Last week was an exciting day with more birds than we usually get in a near-Winter's day. Today we slid back to a more normal day of activity to begin our December. The morning was overcast until around 9 AM and bird movement was limited.
It was a brief dawn-chorus and we still have yet to hear a Whip-poor-will this season. We caught our Whips in November the past couple of years. Instead, our first capture was a Swamp Sparrow up river in Net 20 across from the owl nest tree. This is the farthest up river we have caught a Swamp Sparrow which typically hang out in the marsh area near the lake.
A bit later we caught two Tufted Titmice. One was a recapture from last week and the other was a new member of the family.
We have been low on thrushes this year so it is always nice to get one anytime of the year. This Hermit Thrush was a recapture from 2 years ago. Instead of heading straight back into the woods, it landed in a nearby tree and watched us for a while before departing.
Time to explore the area for other wonders as we wait for more birds. Found near the pier was a strange looking bug that Susan found. The weird part was that it was flat on the leaf and then flexed into a folded position for a while before flattening out again. After much consideration, we think that this is an intermediate form of Lady Beetles after the larval stage.
On drier ground, Maria found a Dog-faced Butterfly exploring the St, John's Wort and other plants.
Hiding in the greener plants was a large Katydid.
Though quiet all morning, the White-eyed Vireos are still finding there way back into the net lanes. This adult was first banded 3 years ago!
When we first recaptured this bird 2 years ago we thought it was a juvenile since the eye was mostly darker than typical adults. Noting the first capture date, it showed us it had to be an adult. Later research shows that some of these vireos in the south actually retain the darker iris so we have to go by other aging methods for our Lake Lotus family. Note how the iris on our old friend is rather broken up and darker than a usual White-eyed Vireo.

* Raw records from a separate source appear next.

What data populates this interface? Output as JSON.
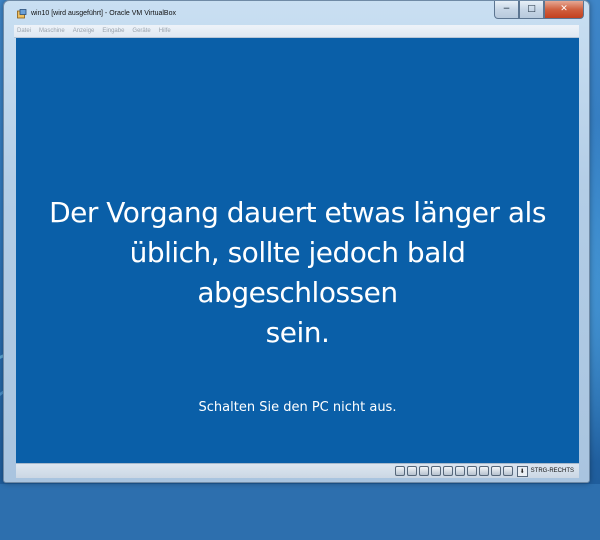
{
  "window": {
    "title": "win10 [wird ausgeführt] - Oracle VM VirtualBox",
    "buttons": {
      "minimize": "−",
      "maximize": "□",
      "close": "✕"
    }
  },
  "menubar": {
    "items": [
      {
        "label": "Datei"
      },
      {
        "label": "Maschine"
      },
      {
        "label": "Anzeige"
      },
      {
        "label": "Eingabe"
      },
      {
        "label": "Geräte"
      },
      {
        "label": "Hilfe"
      }
    ]
  },
  "vm": {
    "message_lines": [
      "Der Vorgang dauert etwas länger als",
      "üblich, sollte jedoch bald abgeschlossen",
      "sein."
    ],
    "sub_message": "Schalten Sie den PC nicht aus.",
    "background_color": "#0a5fa8"
  },
  "statusbar": {
    "icons": [
      "hard-disk-icon",
      "optical-drive-icon",
      "audio-icon",
      "network-icon",
      "usb-icon",
      "shared-folder-icon",
      "display-icon",
      "video-capture-icon",
      "virtualization-icon",
      "mouse-integration-icon",
      "keyboard-capture-icon"
    ],
    "host_key": "STRG-RECHTS"
  }
}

Andrew looks over the bird before handing it over for its safe release.
Maria took the bird to the side of the banding table and opened her hand. The bird refused to fly off. It wasn't stressed or cold. Just sat there for a few minutes before finally taking off.
The Sun finally emerged from behind the clouds but it was getting near the end of our shift by then. Time to head home. One more bird was captured as the nets were gathered.
Finally, we captured a House Wren, which are usually all over the place this time of year. Only 3 were heard today, including this recapture from a few weeks ago.
The House Wren was recorded and released and we packed up. Next to the river, a Great-blue Heron overlooked the area as we headed out.
Goldfinches and Waxwings are moving into the area. We don't have much chance of catching those species but it is fun to hope we will.
Next (planned) Banding Day: Sunday, December 11th.
All nets will be opened by 6:40 A.M.